Shinkō shashin

Shinkō shashin
BranchPhotography
Years activelate 1920s – mid-1930s (centered c. 1930)
LocationJapan
Major figuresNojima Yasuzō; Ihei Kimura; Nakayama Iwata; Hiroshi Hamaya; Kansuke Yamamoto
InfluencesGermany's Neue Sachlichkeit; Surrealism; Neues Sehen; Film und Foto
Influencedpostwar Japanese photography

Shinkō shashin (新興写真; also romanized Shinko shashin; lit. "new" or "emerging photography") was a modernist current in Japanese photography that emerged in the late 1920s and became especially prominent around 1930, as photographers turned away from pictorialism and toward forms of expression seen as specific to the photographic medium. Influenced in particular by Germany's Neue Sachlichkeit and by Neues Sehen and related modernist ideas, it emphasized the camera and lens as mechanical tools and pursued sharp, objective-looking images as well as new visual procedures distinct from painterly "art photography".
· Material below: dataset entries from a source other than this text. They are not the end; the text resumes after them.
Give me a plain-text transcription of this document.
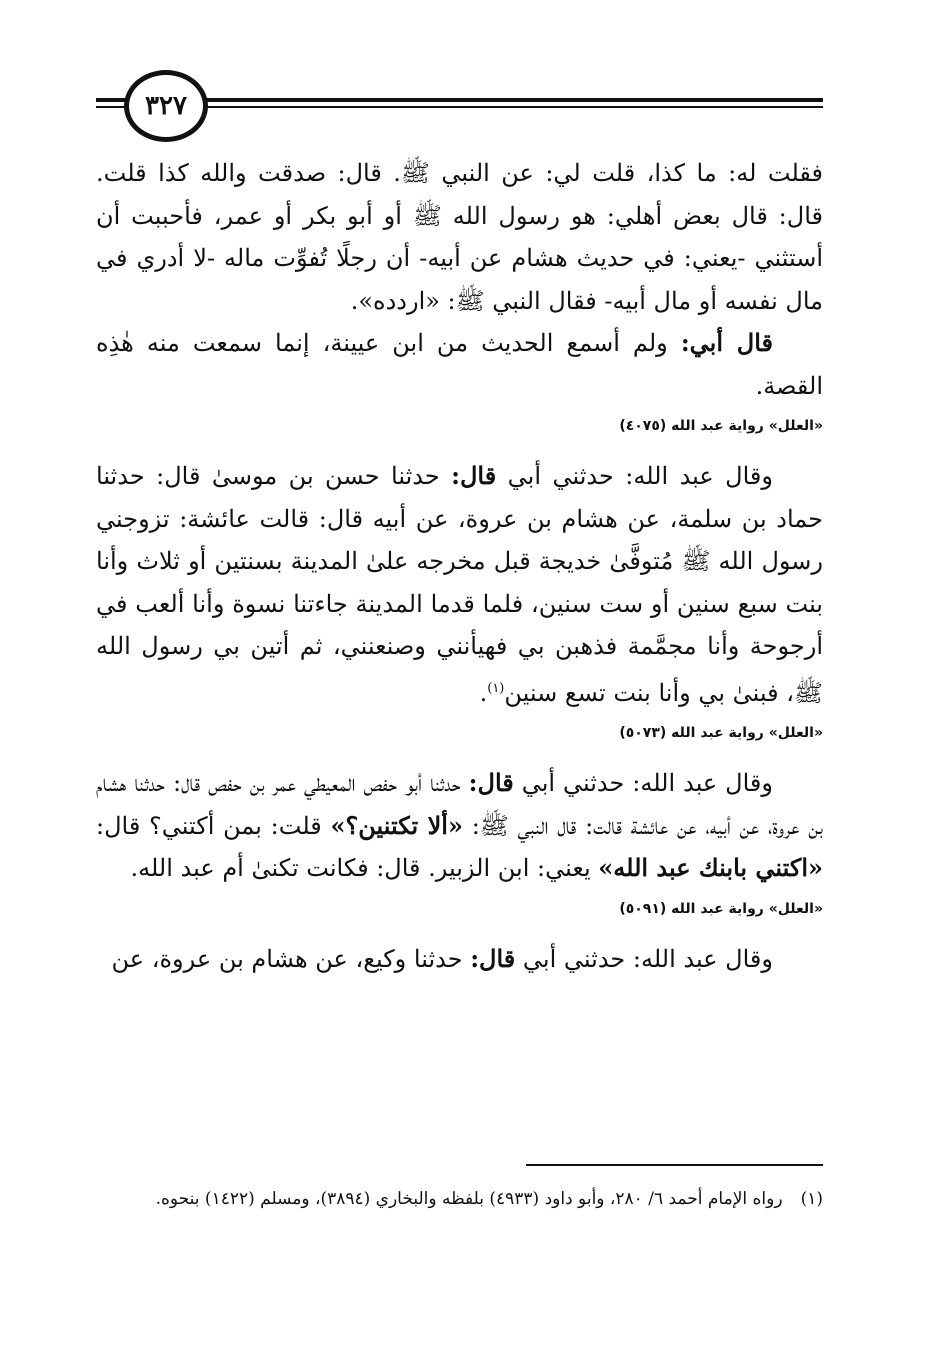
٣٢٧

فقلت له: ما كذا، قلت لي: عن النبي ﷺ. قال: صدقت والله كذا قلت. قال: قال بعض أهلي: هو رسول الله ﷺ أو أبو بكر أو عمر، فأحببت أن أستثني -يعني: في حديث هشام عن أبيه- أن رجلًا تُفوِّت ماله -لا أدري في مال نفسه أو مال أبيه- فقال النبي ﷺ: «اردده».

قال أبي: ولم أسمع الحديث من ابن عيينة، إنما سمعت منه هٰذِه القصة.

«العلل» رواية عبد الله (٤٠٧٥)

وقال عبد الله: حدثني أبي قال: حدثنا حسن بن موسىٰ قال: حدثنا حماد بن سلمة، عن هشام بن عروة، عن أبيه قال: قالت عائشة: تزوجني رسول الله ﷺ مُتوفَّىٰ خديجة قبل مخرجه علىٰ المدينة بسنتين أو ثلاث وأنا بنت سبع سنين أو ست سنين، فلما قدما المدينة جاءتنا نسوة وأنا ألعب في أرجوحة وأنا مجمَّمة فذهبن بي فهيأنني وصنعنني، ثم أتين بي رسول الله ﷺ، فبنىٰ بي وأنا بنت تسع سنين$^{(١)}$.

«العلل» رواية عبد الله (٥٠٧٣)

وقال عبد الله: حدثني أبي قال: حدثنا أبو حفص المعيطي عمر بن حفص قال: حدثنا هشام بن عروة، عن أبيه، عن عائشة قالت: قال النبي ﷺ: «ألا تكتنين؟» قلت: بمن أكتني؟ قال: «اكتني بابنك عبد الله» يعني: ابن الزبير. قال: فكانت تكنىٰ أم عبد الله.

«العلل» رواية عبد الله (٥٠٩١)

وقال عبد الله: حدثني أبي قال: حدثنا وكيع، عن هشام بن عروة، عن

(١)رواه الإمام أحمد ٦/ ٢٨٠، وأبو داود (٤٩٣٣) بلفظه والبخاري (٣٨٩٤)، ومسلم (١٤٢٢) بنحوه.
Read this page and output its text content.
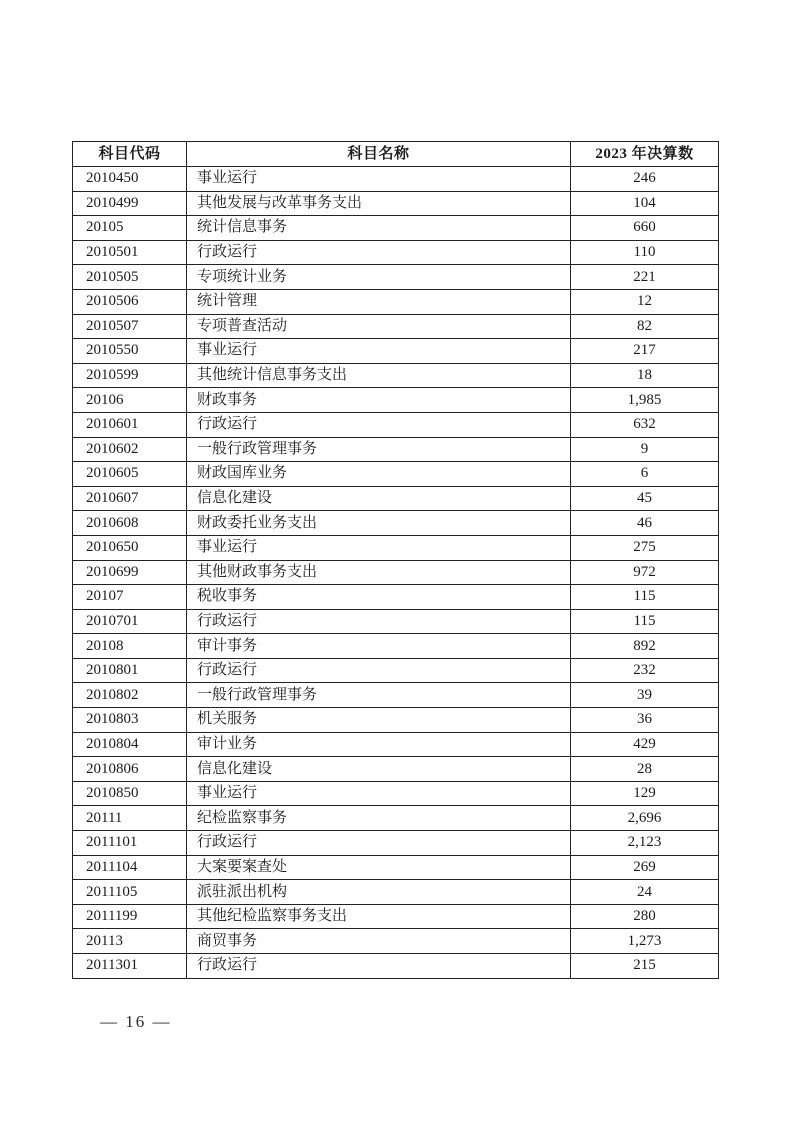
科目代码	科目名称	2023 年决算数
2010450	事业运行	246
2010499	其他发展与改革事务支出	104
20105	统计信息事务	660
2010501	行政运行	110
2010505	专项统计业务	221
2010506	统计管理	12
2010507	专项普查活动	82
2010550	事业运行	217
2010599	其他统计信息事务支出	18
20106	财政事务	1,985
2010601	行政运行	632
2010602	一般行政管理事务	9
2010605	财政国库业务	6
2010607	信息化建设	45
2010608	财政委托业务支出	46
2010650	事业运行	275
2010699	其他财政事务支出	972
20107	税收事务	115
2010701	行政运行	115
20108	审计事务	892
2010801	行政运行	232
2010802	一般行政管理事务	39
2010803	机关服务	36
2010804	审计业务	429
2010806	信息化建设	28
2010850	事业运行	129
20111	纪检监察事务	2,696
2011101	行政运行	2,123
2011104	大案要案查处	269
2011105	派驻派出机构	24
2011199	其他纪检监察事务支出	280
20113	商贸事务	1,273
2011301	行政运行	215
— 16 —
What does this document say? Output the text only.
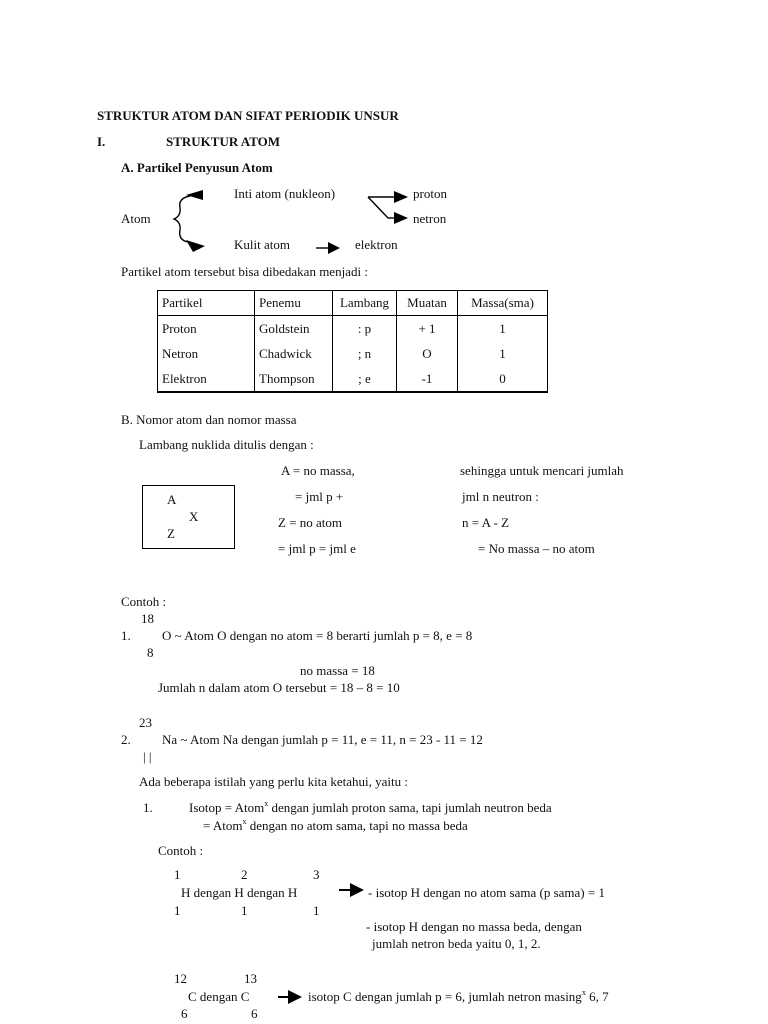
STRUKTUR ATOM DAN SIFAT PERIODIK UNSUR
I.	STRUKTUR ATOM
A. Partikel Penyusun Atom
Inti atom (nukleon)
Atom
Kulit atom
proton
netron
elektron
Partikel atom tersebut bisa dibedakan menjadi :
Partikel	Penemu	Lambang	Muatan	Massa(sma)
Proton	Goldstein	: p	+ 1	1
Netron	Chadwick	; n	O	1
Elektron	Thompson	; e	-1	0
B. Nomor atom dan nomor massa
Lambang nuklida ditulis dengan :
A
X
Z
A = no massa,
= jml p +
Z = no atom
= jml p = jml e
sehingga untuk mencari jumlah
jml n neutron :
n = A - Z
= No massa – no atom
Contoh :
18
1. O ~ Atom O dengan no atom = 8 berarti jumlah p = 8, e = 8
8
no massa = 18
Jumlah n dalam atom O tersebut = 18 – 8 = 10
23
2. Na ~ Atom Na dengan jumlah p = 11, e = 11, n = 23 - 11 = 12
| |
Ada beberapa istilah yang perlu kita ketahui, yaitu :
1.	Isotop = Atom$^x$ dengan jumlah proton sama, tapi jumlah neutron beda
= Atom$^x$ dengan no atom sama, tapi no massa beda
Contoh :
1	2	3
H dengan H dengan H
1	1	1
- isotop H dengan no atom sama (p sama) = 1
- isotop H dengan no massa beda, dengan
jumlah netron beda yaitu 0, 1, 2.
12	13
C dengan C
6	6
isotop C dengan jumlah p = 6, jumlah netron masing$^x$ 6, 7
A widely cited catalyst was the 1931 touring exhibition in Japan of the photographic component of Film und Foto (Film und Foto), which gave many photographers their first sustained encounter with large-scale international modern photography in original prints; the photographer Ihei Kimura later characterized its impact as marking "the border between the old and the new" in Japanese photography. In later museum and scholarly histories, shinkō shashin is therefore often used as a compact label for Japan's interwar photographic modernism: a heterogeneous field that ranged from "straight" description and emerging documentary/photojournalistic practice to avant-garde experiment including photograms, photomontage, and Surrealist-inflected work.

Late-1930s debates also used the label zen'ei shashin ("avant-garde photography"), which should be distinguished from shinkō shashin as a broader label for interwar photographic modernism; in English-language scholarship, this late-1930s "zen'ei" moment is often discussed within overviews of avant-garde photography in Japan, and Stojkovic notes that discussion of the term included efforts to redefine "avant-garde" in ways that reduced its political charge.